From: Anders Sandberg (nv91-asa@nada.kth.se)
Date: Thu May 08 1997 - 05:52:55 MDT
On Wed, 7 May 1997, MikeRose wrote:
> On Wed, 7 May 1997, Anders Sandberg wrote:
>
> > ... the newspapers are uncritical. The artificial brain (the "Soulsucker
> > 2000 Chip") was intended as a dramatic and humoristic ending of their
> > talk, but some journalists thought it was reality, and then other
> > journalists copied them, and so on.
>
> And thus, an urban legend was born. The fact it stuck, however, must mean
> there is some human desire for it to be true.
Clearly. And I think the discussions on this list is good evidence that
there are many who desire this kind of technology.
> How true is the old adage that a computer can only be as clever as the
> programmer who designed it?
No, it is a fallacy which is surprisingly common. The oldest and most
obvious counterexample is IMHO Samuel's checker program, which was
significantly better than him.

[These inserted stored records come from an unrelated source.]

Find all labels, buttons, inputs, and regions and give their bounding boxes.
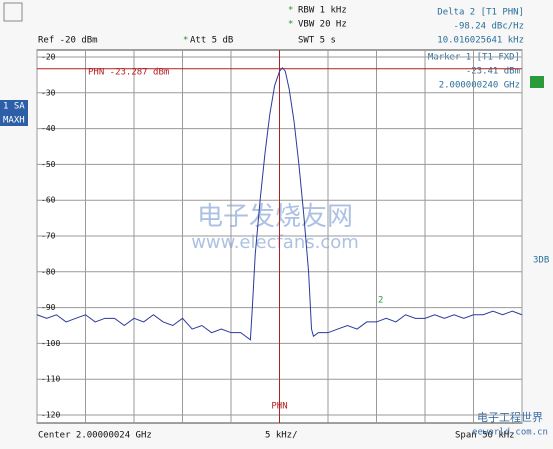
attenuation: Att 5 dB <box>190 36 233 46</box>
watermark: 电子工程世界 <box>477 411 543 424</box>
footer-center: Center 2.00000024 GHz <box>38 431 152 441</box>
delta-offset: 10.016025641 kHz <box>437 36 524 46</box>
ref-level: Ref -20 dBm <box>38 36 98 46</box>
marker-frequency: 2.000000240 GHz <box>439 81 520 91</box>
trace-box <box>0 100 28 126</box>
y-tick-label: -50 <box>41 160 56 169</box>
delta-title: Delta 2 [T1 PHN] <box>437 8 524 18</box>
delta-level: -98.24 dBc/Hz <box>454 22 524 32</box>
y-tick-label: -110 <box>41 375 60 384</box>
y-tick-label: -40 <box>41 124 56 133</box>
watermark: 电子发烧友网 <box>197 202 353 232</box>
trace <box>36 66 523 341</box>
y-tick-label: -60 <box>41 196 56 205</box>
asterisk: * <box>183 36 188 46</box>
asterisk: * <box>288 6 293 16</box>
y-tick-label: -120 <box>41 411 60 420</box>
marker-level: -23.41 dBm <box>466 67 520 77</box>
footer-span: Span 50 kHz <box>455 431 515 441</box>
watermark: www.elecfans.com <box>191 232 359 253</box>
y-tick-label: -20 <box>41 53 56 62</box>
y-tick-label: -30 <box>41 88 56 97</box>
y-tick-label: -80 <box>41 267 56 276</box>
ref-line-label: PHN -23.287 dBm <box>88 67 169 77</box>
y-tick-label: -100 <box>41 339 60 348</box>
footer-scale: 5 kHz/ <box>265 431 298 441</box>
side-label: 3DB <box>533 256 549 266</box>
watermark: eeworld.com.cn <box>472 428 548 438</box>
trace-info: 1 SA <box>3 102 25 112</box>
vbw: VBW 20 Hz <box>298 20 347 30</box>
rbw: RBW 1 kHz <box>298 6 347 16</box>
status-box <box>530 76 544 88</box>
center-line-label: PHN <box>271 402 287 412</box>
y-tick-label: -70 <box>41 232 56 241</box>
y-tick-label: -90 <box>41 303 56 312</box>
swt: SWT 5 s <box>298 36 336 46</box>
asterisk: * <box>288 20 293 30</box>
delta-marker-label: 2 <box>378 296 383 306</box>
logo <box>3 2 23 22</box>
trace-info: MAXH <box>3 116 25 126</box>
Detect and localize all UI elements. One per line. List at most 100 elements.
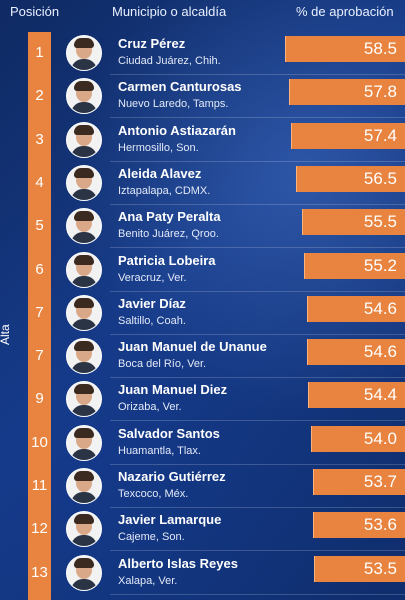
approval-bar [289,79,405,106]
approval-bar [302,209,405,236]
row-divider [110,463,405,465]
municipality-name: Boca del Río, Ver. [118,358,207,371]
table-row: 7 Juan Manuel de Unanue Boca del Río, Ver.… [0,335,405,379]
official-name: Ana Paty Peralta [118,209,221,225]
rank-number: 10 [31,433,48,451]
row-divider [110,333,405,335]
official-name: Salvador Santos [118,425,220,441]
row-divider [110,507,405,508]
approval-value-label: 53.5 [363,558,397,578]
municipality-name: Orizaba, Ver. [118,401,182,414]
municipality-name: Hermosillo, Son. [118,141,199,154]
header-position: Posición [10,4,60,19]
rank-number: 1 [35,44,44,61]
table-row: 7 Javier Díaz Saltillo, Coah. 54.6 [0,292,405,335]
official-name: Alberto Islas Reyes [118,555,238,571]
approval-value-label: 56.5 [363,168,397,188]
row-divider [110,247,405,249]
approval-bar [291,122,405,149]
approval-bar [307,295,405,322]
municipality-name: Nuevo Laredo, Tamps. [118,98,229,111]
approval-bar [313,512,405,539]
avatar [66,35,102,71]
row-divider [110,117,405,119]
approval-bar [314,555,405,582]
rank-number: 7 [35,303,44,321]
approval-value-label: 58.5 [363,39,397,58]
avatar [66,511,102,548]
approval-value-label: 54.0 [363,428,397,448]
avatar [66,338,102,375]
header-approval: % de aprobación [296,4,394,19]
municipality-name: Xalapa, Ver. [118,574,178,587]
approval-value-label: 57.4 [363,125,397,145]
municipality-name: Ciudad Juárez, Chih. [118,55,221,67]
table-row: 2 Carmen Canturosas Nuevo Laredo, Tamps. 57… [0,75,405,119]
approval-bar [313,469,405,495]
rank-number: 2 [35,87,44,105]
rank-number: 7 [35,347,44,365]
table-row: 11 Nazario Gutiérrez Texcoco, Méx. 53.7 [0,465,405,508]
rank-number: 5 [35,217,44,235]
official-name: Juan Manuel Diez [118,382,228,398]
municipality-name: Iztapalapa, CDMX. [118,184,211,197]
approval-value-label: 53.7 [363,472,397,491]
approval-value-label: 54.6 [363,298,397,318]
official-name: Cruz Pérez [118,36,186,51]
municipality-name: Texcoco, Méx. [118,488,189,500]
rank-strip [28,32,51,600]
rank-number: 13 [31,563,48,581]
avatar [66,121,102,158]
row-divider [110,74,405,75]
table-row: 5 Ana Paty Peralta Benito Juárez, Qroo. 55.… [0,205,405,249]
avatar [66,251,102,288]
row-divider [110,203,405,205]
approval-value-label: 57.8 [363,82,397,102]
official-name: Juan Manuel de Unanue [118,339,267,355]
municipality-name: Cajeme, Son. [118,531,185,544]
official-name: Antonio Astiazarán [118,122,236,138]
official-name: Javier Lamarque [118,512,222,528]
approval-bar [285,36,405,62]
rank-number: 11 [31,477,48,494]
municipality-name: Veracruz, Ver. [118,271,187,284]
official-name: Aleida Alavez [118,165,202,181]
table-row: 3 Antonio Astiazarán Hermosillo, Son. 57.4 [0,119,405,162]
table-row: 9 Juan Manuel Diez Orizaba, Ver. 54.4 [0,378,405,422]
approval-value-label: 53.6 [363,515,397,535]
avatar [66,78,102,115]
approval-bar [308,382,405,409]
row-divider [110,420,405,422]
avatar [66,381,102,418]
table-row: 12 Javier Lamarque Cajeme, Son. 53.6 [0,508,405,552]
avatar [66,554,102,591]
rank-number: 6 [35,260,44,278]
official-name: Nazario Gutiérrez [118,469,226,484]
official-name: Patricia Lobeira [118,252,216,268]
table-row: 10 Salvador Santos Huamantla, Tlax. 54.0 [0,422,405,465]
rank-number: 4 [35,173,44,191]
municipality-name: Saltillo, Coah. [118,314,186,327]
approval-bar [311,425,405,452]
approval-bar [304,252,405,279]
row-divider [110,290,405,292]
official-name: Javier Díaz [118,295,186,311]
approval-value-label: 54.4 [363,385,397,405]
avatar [66,164,102,201]
approval-value-label: 55.5 [363,212,397,232]
rank-number: 12 [31,520,48,538]
rank-number: 3 [35,130,44,148]
municipality-name: Huamantla, Tlax. [118,444,201,457]
avatar [66,424,102,461]
avatar [66,468,102,504]
row-divider [110,377,405,379]
approval-bar [307,339,405,366]
municipality-name: Benito Juárez, Qroo. [118,228,219,241]
approval-value-label: 54.6 [363,342,397,362]
table-row: 6 Patricia Lobeira Veracruz, Ver. 55.2 [0,249,405,292]
rank-number: 9 [35,390,44,408]
table-row: 13 Alberto Islas Reyes Xalapa, Ver. 53.5 [0,552,405,595]
avatar [66,294,102,331]
table-row: 4 Aleida Alavez Iztapalapa, CDMX. 56.5 [0,162,405,205]
row-divider [110,550,405,552]
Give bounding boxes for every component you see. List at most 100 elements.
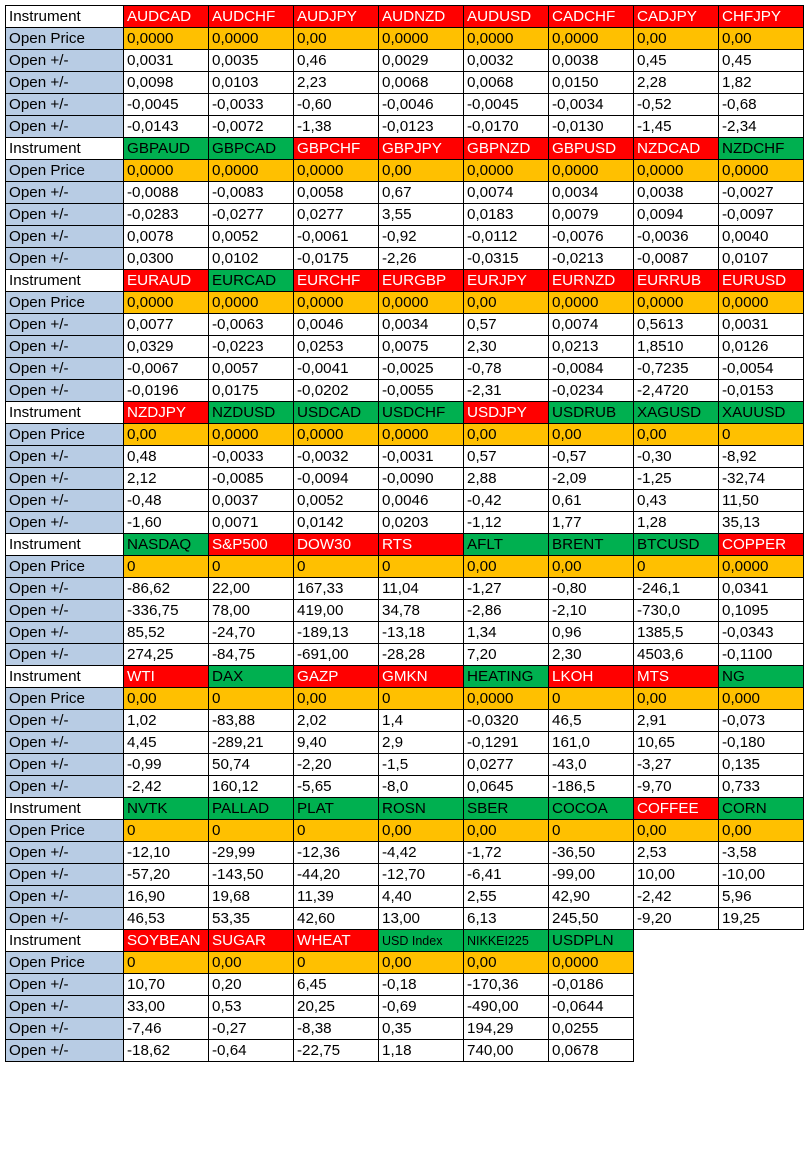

I'm constantly amazed (and dismayed) by
what the neural networks I play with do, and sometimes they come up with
obvious solutions to problems I did not think of.
> How far has self-learning computing progressed?
Depends on what kind of learning you refer to. I don't know enough about
classical AI, but EURISKO-style heuristic competition is quite similar to
genetic algorithms, a field where there is plenty of exciting results.
Neural networks learn fine, but we still have to find good input
representations and architectures for them.